RFR (M): 8137082: Factor out G1 prediction code from G1CollectorPolicy and clean up

Wed Oct 14 18:54:36 UTC 2015

On Oct 14, 2015, at 11:44 AM, Thomas Schatzl <thomas.schatzl at oracle.com> wrote:
> 
> On Tue, 2015-10-13 at 18:57 -0400, Kim Barrett wrote:
>> On Oct 13, 2015, at 8:26 AM, Thomas Schatzl <thomas.schatzl at oracle.com> wrote:
>>> 
>>> http://cr.openjdk.java.net/~tschatzl/8137082/webrev.2/ (full)
>>> http://cr.openjdk.java.net/~tschatzl/8137082/webrev.0_to_2/ (diff) 
>> ------------------------------------------------------------------------------
>> src/share/vm/gc/g1/g1Predictions.hpp 
>>  42   double stddev_estimate_for_small_sample_sets(TruncatedSeq const* seq) const {
>>  43     int const samples = seq->num();
>>  44     if (samples > 4) {
>>  45       return 0.0;
>>  46     } else {
>>  47       return seq->davg() * (5 - samples) / 2.0;
>>  48     }
>>  49   }
>> 
>>  56   double get_new_prediction(TruncatedSeq const* seq) const {
>>  57     return MAX2(seq->davg() + _sigma * seq->dsd(),
>>  58                 seq->davg() + _sigma * stddev_estimate_for_small_sample_sets(seq));
>>  59   }
>> 
>> I think a negative _sigma would produce unexpected results.  I suspect
>> it's not supposed to ever be negative though.  If so, an assert in the
>> constructor would help.
> 
> Added. Note that the confidence factor passed to the constructor
> (G1ConfidencePercent) is always positive.

Thanks.

>> I think a negative seq->davg() would produce unexpected results when
>> the sample size is small, since the estimated stddev would be
>> negative.  I don't know of any reason why the entries in seq couldn't
>> have negative values, possibly leading to a negative davg.  I'm not
>> sure what should be done in that situation.
> 
> We would get negative predictions, which may confuse the estimations.
> This would be a bug in the sampling then.
> 
> I think it would be more appropriate to do this checking when adding the
> values to the sequences (like adding a TimeSequence or such that only
> allows adding positive samples).

OK.

>> And I had the same question as Sangheon about seq possibly being
>> empty.  I think that's a shouldn't happen, since there would be
>> nothing from which to produce davg either.  But perhaps an assert is
>> called for.
> 
> davg will be 0.0 as per default value of the sequence member, which
> makes the entire term zero.
> 
> I temporarily added the assert, but as I suspected there is code that
> (correctly) expects that the return value for this case is zero.

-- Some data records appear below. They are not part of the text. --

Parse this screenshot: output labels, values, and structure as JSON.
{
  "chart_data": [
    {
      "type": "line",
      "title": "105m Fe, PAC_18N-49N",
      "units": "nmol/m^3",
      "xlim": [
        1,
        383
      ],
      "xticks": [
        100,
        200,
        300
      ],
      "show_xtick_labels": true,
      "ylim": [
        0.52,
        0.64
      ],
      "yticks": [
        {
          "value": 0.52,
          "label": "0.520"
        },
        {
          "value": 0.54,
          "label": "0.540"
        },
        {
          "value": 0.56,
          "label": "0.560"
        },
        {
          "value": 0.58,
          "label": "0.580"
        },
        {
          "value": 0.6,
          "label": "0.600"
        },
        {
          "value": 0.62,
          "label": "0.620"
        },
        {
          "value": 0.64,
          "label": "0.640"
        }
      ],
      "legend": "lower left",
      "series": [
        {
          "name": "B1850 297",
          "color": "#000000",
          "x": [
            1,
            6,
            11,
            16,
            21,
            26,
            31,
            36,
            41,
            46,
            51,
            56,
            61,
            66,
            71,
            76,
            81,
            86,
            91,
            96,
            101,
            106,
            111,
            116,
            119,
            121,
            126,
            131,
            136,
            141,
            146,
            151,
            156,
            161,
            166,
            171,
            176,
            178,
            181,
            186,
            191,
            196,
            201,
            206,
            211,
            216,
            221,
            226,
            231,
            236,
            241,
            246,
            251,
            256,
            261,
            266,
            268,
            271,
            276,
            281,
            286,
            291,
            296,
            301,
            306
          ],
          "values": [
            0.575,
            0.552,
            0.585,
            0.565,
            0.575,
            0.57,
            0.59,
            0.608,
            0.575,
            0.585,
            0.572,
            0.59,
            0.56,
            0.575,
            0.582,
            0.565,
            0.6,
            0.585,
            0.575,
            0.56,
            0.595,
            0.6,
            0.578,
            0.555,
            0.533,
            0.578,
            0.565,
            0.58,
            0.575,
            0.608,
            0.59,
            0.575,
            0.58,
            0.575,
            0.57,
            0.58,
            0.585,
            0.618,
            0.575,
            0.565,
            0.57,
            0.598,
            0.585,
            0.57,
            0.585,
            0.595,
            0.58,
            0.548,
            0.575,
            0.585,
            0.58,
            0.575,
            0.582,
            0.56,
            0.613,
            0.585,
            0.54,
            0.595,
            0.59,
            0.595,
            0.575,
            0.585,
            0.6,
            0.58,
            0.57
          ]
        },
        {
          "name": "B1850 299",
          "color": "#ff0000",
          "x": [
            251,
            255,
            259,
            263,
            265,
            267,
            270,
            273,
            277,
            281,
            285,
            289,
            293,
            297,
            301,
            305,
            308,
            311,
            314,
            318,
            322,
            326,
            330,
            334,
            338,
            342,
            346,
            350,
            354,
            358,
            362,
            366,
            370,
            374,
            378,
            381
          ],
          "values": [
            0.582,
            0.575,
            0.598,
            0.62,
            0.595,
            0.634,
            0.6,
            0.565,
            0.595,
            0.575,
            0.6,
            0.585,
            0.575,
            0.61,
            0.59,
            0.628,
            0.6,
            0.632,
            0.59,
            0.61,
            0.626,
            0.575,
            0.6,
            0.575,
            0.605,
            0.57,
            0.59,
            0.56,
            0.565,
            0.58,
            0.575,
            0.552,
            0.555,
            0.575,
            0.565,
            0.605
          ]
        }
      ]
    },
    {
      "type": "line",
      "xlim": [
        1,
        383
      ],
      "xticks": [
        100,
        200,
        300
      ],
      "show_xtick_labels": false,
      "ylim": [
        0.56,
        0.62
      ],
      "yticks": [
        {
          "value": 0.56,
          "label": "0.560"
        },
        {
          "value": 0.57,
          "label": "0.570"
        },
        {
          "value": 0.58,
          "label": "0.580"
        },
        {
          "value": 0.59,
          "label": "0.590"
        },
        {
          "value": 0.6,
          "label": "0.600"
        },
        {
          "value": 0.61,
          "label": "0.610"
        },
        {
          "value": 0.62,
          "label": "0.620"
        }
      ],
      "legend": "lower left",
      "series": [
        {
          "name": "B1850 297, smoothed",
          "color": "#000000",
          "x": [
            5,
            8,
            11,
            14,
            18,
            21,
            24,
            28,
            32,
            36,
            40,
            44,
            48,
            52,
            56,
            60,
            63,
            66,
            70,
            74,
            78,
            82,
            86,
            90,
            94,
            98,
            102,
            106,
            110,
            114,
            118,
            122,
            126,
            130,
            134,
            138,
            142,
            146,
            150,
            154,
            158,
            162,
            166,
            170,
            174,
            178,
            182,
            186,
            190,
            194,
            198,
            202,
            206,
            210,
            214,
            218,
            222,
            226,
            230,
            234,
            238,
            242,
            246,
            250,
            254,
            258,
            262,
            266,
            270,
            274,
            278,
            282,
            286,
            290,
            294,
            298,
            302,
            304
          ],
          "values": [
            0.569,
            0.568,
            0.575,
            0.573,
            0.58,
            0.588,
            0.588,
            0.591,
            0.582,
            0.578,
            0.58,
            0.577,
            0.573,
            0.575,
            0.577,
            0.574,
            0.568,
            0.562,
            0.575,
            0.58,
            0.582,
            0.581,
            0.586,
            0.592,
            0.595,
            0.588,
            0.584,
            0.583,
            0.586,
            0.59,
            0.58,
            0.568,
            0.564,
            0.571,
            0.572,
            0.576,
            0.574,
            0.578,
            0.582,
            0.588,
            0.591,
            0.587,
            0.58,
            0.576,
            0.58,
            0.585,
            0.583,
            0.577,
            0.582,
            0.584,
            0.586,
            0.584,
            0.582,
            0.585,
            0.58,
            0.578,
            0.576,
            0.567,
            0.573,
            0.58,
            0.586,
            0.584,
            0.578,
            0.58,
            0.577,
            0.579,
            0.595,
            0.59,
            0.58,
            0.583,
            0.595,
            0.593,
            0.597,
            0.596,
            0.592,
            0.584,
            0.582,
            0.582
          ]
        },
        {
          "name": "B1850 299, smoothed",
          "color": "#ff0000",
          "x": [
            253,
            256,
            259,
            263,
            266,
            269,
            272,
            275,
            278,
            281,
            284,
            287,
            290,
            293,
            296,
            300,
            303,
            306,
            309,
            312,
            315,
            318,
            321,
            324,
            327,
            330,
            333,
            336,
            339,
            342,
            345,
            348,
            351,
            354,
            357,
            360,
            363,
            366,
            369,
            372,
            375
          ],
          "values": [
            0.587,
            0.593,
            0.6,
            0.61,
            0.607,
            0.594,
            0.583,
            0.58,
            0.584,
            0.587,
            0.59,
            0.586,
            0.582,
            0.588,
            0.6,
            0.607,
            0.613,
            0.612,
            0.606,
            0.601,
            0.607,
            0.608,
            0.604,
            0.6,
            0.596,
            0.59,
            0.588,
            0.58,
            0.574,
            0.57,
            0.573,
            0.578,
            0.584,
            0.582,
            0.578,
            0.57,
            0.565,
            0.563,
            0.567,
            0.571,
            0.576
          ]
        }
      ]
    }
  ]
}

It is
> a non-trivial effort to fix this existing issue, so I created a new CR
> (JDK-8139594).

OK.

>> src/share/vm/gc/g1/g1CollectorPolicy.hpp
>> 214   enum PredictionConstants {
>> 215     TruncatedSeqLength = 10,
>> 216     NumPrevPausesForHeuristics = 10
>> 217   };
>> 
>> Pre-existing stylistic issue - feel free to ignore.
>> 
>> I don't think enums like this serve any useful purpose. The values are
>> not actually related in any interesting semantic way; as evidence,
>> note that the enum tag is never used. Also, the types of the
>> enumerators are limited and determined automatically by the language,
>> and in this case are int, even though an unsigned type is likely more
>> appropriate for these values that are used as sizes or counts. Of
>> course, in this case the place where these constants are used is also
>> of type int (and with a similarly non-useful enum), even though
>> negative values are inappropriate there too.
>> 
>> I would use static constants of an appropriate type instead of an enum
>> here, e.g. something like
>> 
>>  static const unsigned TruncatedSeqLength = 10;
>> 
>> But such a simple change may get one into a warnings mess over mixed
>> signed / unsigned operations that would be far out of scope for the
>> change under review.
> 
> Since this is a common pattern in the existing code, I will keep it as
> is, as a future cleanup.
> 
> I do agree with the rest of your comments.

A little bit of investigation seems to indicate that older Sun compilers had problems
with static data member initializations, and enums are the usual workaround for such. 
So it seems there’s good historical reason for this pattern.

> New webrev at
> 
> http://cr.openjdk.java.net/~tschatzl/8137082/webrev.3/ (full)
> http://cr.openjdk.java.net/~tschatzl/8137082/webrev.2_to_3/ (diff) 

Looks good, other than a couple minor issues.  I don't think I need a
new webrev for any of these.

------------------------------------------------------------------------------  
src/share/vm/gc/g1/g1CollectorPolicy.cpp 
 155   // SurvRateGroups below must be initialized after '_sigma' because they
 156   // indirectly access '_sigma' through this object passed to their constructor.

Pre-existing.  Maybe I'm wrong, but I don't see any sign of this being
true either before or after this set of changes.  Maybe there have
been other changes since that comment was added 8 months ago (by me!)
that made it no longer so?

------------------------------------------------------------------------------  
src/share/vm/gc/g1/g1CollectorPolicy.hpp 

Are there any remaining uses of G1CollectorPolicy::sigma or _sigma?
It looks like these might be dead after your other changes.  And if
sigma() *is* still needed, it probably should be obtained from the
_predictor rather than duplicating information there.

------------------------------------------------------------------------------ 
src/share/vm/gc/g1/g1Predictions.hpp
  52     assert(sigma >= 0.0, "Confidence must be larger than zero");

"larger than zero" => "at least zero" or "non-negative" or something.

------------------------------------------------------------------------------